Vegetarian Stuffed Zucchini
3-4 medium zucchini, halved lengthwise
1/4 c olive oil
1 medium onion, chopped
1 small bell pepper, chopped
3 cloves garlic, minced
1 T fresh chopped basil
1 T chopped fresh oregano
1/4 cup grated Parmesan cheese
3/4 c cooked rice
1 1/2-2 cups of your favorite tomato sauce
Meat Option: 1/2 lb. ground beef or sausage, removed from the casing, browned and cooked through completely.
Scoop out the pulp from the zucchini halves and arrange them in a glass baking dish.
Coarsely chop the zucchini pulp.
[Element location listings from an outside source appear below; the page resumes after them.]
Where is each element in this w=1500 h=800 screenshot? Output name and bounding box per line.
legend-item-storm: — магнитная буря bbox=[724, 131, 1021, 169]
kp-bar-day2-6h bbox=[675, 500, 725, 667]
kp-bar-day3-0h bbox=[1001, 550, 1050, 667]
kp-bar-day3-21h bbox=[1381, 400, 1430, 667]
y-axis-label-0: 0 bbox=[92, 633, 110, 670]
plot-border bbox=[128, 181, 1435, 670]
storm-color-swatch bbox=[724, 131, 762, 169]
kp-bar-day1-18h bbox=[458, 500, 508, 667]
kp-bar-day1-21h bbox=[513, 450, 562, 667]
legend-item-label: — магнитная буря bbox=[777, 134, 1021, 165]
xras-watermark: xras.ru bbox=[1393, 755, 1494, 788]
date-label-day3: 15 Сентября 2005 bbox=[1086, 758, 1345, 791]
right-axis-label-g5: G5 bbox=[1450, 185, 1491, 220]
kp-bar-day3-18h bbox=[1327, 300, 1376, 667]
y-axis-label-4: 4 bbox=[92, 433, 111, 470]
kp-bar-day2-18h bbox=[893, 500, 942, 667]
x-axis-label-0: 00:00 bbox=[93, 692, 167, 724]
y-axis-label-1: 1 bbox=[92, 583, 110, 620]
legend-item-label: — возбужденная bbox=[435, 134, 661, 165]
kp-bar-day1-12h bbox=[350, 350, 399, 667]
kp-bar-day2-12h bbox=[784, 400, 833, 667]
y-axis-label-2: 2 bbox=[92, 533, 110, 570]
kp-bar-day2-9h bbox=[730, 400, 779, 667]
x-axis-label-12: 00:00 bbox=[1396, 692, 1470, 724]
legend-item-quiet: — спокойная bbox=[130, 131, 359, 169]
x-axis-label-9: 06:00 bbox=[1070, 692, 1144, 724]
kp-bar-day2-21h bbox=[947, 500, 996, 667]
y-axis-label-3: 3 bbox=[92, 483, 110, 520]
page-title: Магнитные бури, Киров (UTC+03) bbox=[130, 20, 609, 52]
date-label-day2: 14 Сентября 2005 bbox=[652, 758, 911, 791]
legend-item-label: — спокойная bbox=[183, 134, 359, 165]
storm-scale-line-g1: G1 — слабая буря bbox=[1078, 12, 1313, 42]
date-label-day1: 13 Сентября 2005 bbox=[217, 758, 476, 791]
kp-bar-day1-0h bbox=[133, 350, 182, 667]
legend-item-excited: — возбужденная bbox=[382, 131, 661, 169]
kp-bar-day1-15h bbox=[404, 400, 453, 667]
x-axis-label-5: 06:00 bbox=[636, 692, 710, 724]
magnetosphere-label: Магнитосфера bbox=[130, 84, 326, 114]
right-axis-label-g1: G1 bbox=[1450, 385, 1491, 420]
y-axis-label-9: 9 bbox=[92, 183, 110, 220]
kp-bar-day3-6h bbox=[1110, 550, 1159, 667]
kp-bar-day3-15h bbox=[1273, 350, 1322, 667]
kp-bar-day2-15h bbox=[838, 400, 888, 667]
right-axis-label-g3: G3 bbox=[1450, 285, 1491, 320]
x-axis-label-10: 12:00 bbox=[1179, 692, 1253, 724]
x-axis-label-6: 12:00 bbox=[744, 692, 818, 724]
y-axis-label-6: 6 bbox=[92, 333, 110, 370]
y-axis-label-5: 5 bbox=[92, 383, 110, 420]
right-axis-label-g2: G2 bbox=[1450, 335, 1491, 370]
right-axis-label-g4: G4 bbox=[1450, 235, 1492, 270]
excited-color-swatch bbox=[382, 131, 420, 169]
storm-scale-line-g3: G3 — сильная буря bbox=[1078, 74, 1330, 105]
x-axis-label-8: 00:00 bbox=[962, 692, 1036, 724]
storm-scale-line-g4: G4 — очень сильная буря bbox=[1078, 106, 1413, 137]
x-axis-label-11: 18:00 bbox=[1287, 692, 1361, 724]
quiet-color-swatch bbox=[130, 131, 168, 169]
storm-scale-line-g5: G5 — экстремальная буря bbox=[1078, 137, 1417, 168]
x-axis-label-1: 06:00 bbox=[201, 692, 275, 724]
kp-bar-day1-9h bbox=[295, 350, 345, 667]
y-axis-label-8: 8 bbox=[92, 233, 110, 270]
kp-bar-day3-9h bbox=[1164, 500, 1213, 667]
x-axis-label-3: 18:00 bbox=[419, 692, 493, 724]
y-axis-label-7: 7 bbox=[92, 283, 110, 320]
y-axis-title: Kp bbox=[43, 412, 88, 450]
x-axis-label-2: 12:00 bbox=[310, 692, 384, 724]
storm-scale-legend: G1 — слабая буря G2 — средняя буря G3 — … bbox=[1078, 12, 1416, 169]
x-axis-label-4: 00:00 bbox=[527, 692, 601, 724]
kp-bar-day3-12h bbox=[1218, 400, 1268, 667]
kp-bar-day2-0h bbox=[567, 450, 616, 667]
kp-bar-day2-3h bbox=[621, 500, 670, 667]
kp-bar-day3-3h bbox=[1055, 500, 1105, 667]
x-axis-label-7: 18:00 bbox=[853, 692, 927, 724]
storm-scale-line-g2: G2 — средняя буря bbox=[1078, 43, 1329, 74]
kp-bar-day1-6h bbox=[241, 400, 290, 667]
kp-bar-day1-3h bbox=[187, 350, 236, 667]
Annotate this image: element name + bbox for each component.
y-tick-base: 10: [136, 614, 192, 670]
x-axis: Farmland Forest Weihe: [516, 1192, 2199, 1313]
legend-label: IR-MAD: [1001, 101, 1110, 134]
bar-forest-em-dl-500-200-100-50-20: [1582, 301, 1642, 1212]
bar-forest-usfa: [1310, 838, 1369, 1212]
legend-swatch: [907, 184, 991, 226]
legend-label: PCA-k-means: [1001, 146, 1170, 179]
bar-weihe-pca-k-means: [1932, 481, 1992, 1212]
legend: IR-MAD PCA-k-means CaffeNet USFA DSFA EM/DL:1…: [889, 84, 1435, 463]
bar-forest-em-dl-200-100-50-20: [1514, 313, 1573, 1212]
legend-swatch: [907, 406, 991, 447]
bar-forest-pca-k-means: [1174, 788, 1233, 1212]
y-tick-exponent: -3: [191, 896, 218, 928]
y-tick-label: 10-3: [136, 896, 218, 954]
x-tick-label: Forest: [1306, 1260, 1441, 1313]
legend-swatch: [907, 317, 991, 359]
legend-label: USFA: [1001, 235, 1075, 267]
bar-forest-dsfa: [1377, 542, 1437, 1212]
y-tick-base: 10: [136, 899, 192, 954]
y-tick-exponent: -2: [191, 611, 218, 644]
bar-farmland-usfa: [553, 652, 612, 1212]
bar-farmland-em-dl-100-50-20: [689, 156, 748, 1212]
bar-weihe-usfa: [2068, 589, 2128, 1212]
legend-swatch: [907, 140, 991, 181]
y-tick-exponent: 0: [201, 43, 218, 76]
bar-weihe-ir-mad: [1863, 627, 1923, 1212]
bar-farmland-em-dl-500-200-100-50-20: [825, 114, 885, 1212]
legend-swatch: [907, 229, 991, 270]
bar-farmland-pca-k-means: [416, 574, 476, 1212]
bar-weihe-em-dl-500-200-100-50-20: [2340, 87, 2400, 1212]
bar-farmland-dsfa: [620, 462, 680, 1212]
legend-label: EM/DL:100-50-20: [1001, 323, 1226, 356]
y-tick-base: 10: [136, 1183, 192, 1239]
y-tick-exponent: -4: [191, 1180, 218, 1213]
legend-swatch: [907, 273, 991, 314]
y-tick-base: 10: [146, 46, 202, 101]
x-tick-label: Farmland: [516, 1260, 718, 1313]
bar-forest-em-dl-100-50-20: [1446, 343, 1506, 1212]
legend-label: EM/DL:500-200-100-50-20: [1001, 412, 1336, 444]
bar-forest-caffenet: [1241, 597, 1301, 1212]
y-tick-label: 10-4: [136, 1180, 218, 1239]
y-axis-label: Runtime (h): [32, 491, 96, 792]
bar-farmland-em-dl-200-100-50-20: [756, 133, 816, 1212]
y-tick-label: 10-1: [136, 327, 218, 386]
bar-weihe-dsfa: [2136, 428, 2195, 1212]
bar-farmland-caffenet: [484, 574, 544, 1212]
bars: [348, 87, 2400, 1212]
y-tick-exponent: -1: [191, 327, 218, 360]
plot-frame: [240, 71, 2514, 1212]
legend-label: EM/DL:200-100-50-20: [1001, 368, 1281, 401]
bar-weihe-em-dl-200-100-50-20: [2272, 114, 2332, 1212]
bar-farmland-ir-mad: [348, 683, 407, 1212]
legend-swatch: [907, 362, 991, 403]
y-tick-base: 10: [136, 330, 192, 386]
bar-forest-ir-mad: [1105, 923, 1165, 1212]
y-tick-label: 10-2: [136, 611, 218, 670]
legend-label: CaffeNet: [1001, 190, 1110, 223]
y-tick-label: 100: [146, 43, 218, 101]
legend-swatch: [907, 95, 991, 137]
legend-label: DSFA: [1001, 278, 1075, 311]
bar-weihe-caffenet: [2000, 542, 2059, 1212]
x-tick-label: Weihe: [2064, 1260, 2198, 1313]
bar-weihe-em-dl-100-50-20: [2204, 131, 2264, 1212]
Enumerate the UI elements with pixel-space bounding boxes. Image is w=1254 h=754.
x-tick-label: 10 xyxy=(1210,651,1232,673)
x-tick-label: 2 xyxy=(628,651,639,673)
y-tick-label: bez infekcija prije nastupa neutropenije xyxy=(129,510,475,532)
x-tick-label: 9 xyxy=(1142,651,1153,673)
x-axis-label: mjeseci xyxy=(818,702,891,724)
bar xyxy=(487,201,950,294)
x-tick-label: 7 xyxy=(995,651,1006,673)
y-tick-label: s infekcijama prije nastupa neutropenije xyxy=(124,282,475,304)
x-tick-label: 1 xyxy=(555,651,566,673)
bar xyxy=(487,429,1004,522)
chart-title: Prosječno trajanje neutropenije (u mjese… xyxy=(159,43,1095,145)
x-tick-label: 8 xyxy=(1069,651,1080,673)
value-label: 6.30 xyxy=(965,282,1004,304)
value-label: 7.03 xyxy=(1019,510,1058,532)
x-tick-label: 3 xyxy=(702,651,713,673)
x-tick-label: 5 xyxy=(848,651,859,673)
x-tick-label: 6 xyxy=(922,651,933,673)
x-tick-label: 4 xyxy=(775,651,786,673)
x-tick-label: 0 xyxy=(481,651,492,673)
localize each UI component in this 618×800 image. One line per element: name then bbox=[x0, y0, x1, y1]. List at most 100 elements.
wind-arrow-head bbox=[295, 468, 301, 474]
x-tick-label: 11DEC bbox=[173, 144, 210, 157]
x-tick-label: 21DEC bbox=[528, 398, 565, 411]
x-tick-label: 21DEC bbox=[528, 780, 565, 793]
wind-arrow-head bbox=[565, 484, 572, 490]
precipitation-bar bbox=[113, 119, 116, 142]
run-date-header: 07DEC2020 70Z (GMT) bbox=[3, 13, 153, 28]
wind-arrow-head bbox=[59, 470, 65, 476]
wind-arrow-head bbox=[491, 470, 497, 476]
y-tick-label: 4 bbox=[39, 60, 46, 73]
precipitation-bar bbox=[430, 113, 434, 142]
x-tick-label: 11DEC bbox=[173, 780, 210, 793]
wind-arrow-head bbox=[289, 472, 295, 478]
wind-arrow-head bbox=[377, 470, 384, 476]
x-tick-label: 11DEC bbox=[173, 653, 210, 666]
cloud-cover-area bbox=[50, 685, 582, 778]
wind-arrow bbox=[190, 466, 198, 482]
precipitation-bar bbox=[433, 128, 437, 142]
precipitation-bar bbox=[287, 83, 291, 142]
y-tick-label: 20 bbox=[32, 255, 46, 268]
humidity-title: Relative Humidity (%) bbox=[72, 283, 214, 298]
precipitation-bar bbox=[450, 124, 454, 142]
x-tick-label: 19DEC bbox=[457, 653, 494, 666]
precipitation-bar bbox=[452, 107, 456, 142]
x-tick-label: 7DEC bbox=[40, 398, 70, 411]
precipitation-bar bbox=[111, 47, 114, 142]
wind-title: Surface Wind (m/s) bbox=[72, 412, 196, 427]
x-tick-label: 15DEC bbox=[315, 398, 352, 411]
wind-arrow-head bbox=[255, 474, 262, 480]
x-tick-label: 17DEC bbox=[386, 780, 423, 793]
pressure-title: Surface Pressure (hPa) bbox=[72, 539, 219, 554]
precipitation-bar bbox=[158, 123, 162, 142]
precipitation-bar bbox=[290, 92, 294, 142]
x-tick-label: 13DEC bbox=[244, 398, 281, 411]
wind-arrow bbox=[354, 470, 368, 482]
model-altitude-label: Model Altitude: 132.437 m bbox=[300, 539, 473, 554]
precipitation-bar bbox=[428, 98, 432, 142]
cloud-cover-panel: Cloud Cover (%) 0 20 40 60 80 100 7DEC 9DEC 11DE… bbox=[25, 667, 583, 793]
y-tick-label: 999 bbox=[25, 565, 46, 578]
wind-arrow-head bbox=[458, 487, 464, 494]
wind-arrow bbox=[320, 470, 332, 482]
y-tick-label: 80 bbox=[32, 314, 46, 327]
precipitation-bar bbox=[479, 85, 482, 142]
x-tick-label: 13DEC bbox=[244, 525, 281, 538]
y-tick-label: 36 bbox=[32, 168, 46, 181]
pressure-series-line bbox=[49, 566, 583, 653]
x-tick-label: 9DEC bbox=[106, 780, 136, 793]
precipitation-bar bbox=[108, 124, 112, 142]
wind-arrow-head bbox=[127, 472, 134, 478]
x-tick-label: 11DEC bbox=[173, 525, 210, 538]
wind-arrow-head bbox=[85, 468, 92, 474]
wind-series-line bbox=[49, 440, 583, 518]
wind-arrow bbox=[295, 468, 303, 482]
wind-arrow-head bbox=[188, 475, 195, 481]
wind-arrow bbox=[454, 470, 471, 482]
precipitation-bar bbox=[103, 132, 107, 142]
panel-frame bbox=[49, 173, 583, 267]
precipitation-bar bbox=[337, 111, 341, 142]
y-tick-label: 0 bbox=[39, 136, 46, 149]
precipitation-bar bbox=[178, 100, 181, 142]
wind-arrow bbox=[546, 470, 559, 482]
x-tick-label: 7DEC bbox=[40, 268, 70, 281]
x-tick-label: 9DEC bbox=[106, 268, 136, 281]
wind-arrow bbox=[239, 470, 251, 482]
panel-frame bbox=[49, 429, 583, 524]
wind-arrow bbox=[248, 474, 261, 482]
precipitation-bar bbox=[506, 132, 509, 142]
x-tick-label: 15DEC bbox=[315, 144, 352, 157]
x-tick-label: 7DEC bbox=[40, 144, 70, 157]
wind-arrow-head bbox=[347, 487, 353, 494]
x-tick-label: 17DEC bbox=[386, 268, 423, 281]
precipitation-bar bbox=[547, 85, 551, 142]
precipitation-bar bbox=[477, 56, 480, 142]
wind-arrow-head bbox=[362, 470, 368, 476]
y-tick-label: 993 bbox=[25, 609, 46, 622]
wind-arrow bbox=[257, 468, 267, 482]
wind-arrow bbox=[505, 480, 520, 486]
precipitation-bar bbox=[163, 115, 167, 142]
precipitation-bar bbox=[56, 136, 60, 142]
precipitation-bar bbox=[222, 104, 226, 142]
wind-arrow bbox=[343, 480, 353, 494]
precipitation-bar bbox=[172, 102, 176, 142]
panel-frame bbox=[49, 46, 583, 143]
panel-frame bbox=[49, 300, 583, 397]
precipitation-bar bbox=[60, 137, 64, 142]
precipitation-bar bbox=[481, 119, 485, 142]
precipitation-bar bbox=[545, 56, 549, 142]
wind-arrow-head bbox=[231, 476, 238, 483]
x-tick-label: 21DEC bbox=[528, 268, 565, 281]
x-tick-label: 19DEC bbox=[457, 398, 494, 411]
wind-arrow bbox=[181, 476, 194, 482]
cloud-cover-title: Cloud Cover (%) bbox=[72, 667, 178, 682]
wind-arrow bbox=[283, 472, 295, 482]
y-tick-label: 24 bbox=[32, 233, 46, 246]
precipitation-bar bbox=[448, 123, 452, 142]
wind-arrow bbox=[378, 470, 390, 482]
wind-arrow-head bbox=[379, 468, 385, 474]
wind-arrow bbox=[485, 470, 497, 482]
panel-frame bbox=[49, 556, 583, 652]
Heat 2 T of the oil in a large nonstick skillet over medium-high heat and cook chopped zucchini and onion, stirring occasional vegetables should be tender. Remove from the pan.
Add the remaining oil. Cook the pepper until tender. Lower the heat and stir in the garlic. Cook until the garlic is softened and golden do not allow garlic to burn.
Return zucchini to the pan. Sprinkle with basil and oregano.
Mix in Parmesan cheese and the cooked rice.
Add cooked meats if you are using. Heat the oven to 375. Evenly divide the vegetable mixture into zucchini halves. Top with a little extra cheese and sauce. Bake 25-30 minutes or until zucchini are fork tender, sauce is bubbly. Serve hot.